Die Kunst der Unterwanderung

Von Alten Meistern zur Kritik der Gegenwart: Verena Landau

Mythos Leipziger Malerschule: Nicht von ihr zu sprechen, scheint in der Kunstwelt derzeit kaum möglich. Etwas wirklich Sinnvolles über sie zu sagen, scheitert meist ebenfalls. Einen hübschen Versuch unternahm neulich Elke Buhr in der Frankfurter Rundschau: "Mit einigen Jahrzehnten Coca Cola und Popkultur weniger auf dem Buckel als die Kollegen aus dem Westen und dafür um so mehr Deutsch-Appeal" seien die jungen Maler aus Leipzig" Sieger in Sachen leicht verkäuflicher "Germanness", schrieb die Kritikerin.

Klingt gut, hat aber mindestens einen dicken Schönheitsfehler: Viele der unter dem Label Neue Leipziger Schule gehandelten Maler sind sehr wohl Zöglinge westlicher Konsumkultur und erst zum Studium in den Osten gekommen.

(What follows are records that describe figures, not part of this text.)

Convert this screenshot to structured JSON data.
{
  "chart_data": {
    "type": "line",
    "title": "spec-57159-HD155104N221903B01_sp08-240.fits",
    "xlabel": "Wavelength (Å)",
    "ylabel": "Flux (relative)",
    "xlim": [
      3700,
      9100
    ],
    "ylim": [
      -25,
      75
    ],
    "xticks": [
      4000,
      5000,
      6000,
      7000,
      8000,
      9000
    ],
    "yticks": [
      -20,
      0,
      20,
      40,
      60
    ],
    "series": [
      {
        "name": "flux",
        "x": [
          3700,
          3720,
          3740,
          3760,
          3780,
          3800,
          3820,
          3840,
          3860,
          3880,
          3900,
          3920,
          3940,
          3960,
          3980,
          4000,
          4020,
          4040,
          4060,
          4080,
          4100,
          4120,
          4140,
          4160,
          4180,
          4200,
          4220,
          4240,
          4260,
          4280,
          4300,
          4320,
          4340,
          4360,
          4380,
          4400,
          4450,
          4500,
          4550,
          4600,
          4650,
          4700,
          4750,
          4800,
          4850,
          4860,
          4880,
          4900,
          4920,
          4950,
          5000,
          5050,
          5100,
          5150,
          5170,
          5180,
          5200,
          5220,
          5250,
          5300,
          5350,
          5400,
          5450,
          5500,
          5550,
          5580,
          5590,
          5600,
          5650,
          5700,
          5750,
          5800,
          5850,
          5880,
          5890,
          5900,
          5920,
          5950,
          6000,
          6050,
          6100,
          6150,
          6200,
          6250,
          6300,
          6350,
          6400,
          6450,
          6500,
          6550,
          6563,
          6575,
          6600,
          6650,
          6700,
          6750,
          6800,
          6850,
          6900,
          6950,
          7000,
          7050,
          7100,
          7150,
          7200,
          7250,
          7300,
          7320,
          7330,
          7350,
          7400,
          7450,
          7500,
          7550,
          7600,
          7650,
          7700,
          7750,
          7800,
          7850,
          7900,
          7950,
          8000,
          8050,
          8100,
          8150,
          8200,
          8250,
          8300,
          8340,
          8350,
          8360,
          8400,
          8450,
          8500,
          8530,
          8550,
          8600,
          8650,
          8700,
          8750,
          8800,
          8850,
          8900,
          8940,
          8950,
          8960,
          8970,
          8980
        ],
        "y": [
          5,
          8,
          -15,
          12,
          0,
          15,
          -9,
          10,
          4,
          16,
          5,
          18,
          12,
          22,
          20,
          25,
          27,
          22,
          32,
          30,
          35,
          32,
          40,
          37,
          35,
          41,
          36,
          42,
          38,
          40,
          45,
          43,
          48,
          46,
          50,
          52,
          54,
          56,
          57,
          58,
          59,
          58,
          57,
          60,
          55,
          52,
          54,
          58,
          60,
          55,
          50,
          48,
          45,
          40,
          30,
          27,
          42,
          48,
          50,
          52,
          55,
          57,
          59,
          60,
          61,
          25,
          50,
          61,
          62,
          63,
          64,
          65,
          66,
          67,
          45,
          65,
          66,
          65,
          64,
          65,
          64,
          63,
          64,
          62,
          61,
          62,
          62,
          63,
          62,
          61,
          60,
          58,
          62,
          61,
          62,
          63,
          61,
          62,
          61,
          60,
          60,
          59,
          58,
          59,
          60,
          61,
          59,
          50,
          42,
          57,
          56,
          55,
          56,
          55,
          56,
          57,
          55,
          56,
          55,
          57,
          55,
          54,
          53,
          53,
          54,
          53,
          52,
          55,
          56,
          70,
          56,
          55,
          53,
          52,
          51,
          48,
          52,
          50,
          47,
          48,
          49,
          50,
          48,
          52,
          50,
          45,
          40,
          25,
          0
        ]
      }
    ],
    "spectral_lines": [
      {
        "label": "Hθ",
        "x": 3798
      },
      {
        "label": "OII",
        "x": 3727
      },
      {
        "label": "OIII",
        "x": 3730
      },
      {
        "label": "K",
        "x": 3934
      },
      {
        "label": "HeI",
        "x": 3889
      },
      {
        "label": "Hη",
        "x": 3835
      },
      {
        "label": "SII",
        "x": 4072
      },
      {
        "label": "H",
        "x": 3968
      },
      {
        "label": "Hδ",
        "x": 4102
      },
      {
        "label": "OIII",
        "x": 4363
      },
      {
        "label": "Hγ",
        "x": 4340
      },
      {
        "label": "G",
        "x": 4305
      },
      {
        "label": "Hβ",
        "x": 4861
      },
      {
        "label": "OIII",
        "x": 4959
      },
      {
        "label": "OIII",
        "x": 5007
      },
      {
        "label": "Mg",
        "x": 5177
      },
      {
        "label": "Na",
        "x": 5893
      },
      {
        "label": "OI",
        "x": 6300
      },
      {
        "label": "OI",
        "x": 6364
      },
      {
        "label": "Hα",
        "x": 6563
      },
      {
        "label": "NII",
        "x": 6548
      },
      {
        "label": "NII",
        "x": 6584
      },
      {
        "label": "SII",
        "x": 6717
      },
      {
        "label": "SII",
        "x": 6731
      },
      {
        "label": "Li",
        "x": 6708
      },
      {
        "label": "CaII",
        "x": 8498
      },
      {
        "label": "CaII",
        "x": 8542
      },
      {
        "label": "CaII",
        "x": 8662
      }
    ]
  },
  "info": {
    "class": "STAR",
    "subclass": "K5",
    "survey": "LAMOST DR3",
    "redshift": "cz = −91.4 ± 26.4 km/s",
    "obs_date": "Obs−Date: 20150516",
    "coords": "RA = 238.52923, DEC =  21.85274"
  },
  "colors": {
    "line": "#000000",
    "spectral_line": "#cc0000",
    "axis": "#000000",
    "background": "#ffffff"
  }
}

Obwohl sie von derselben Akademie stammen und figürlich malen, lehnen sie es ab, einer "Schule" anzugehören. "Deutsch-Appeal"? Verena Landau, die neuerdings auch unter dem Label Leipziger Schule gehandelt wird, fuhr 1989 nach Italien mit dem Vorsatz, nie zurückzukehren.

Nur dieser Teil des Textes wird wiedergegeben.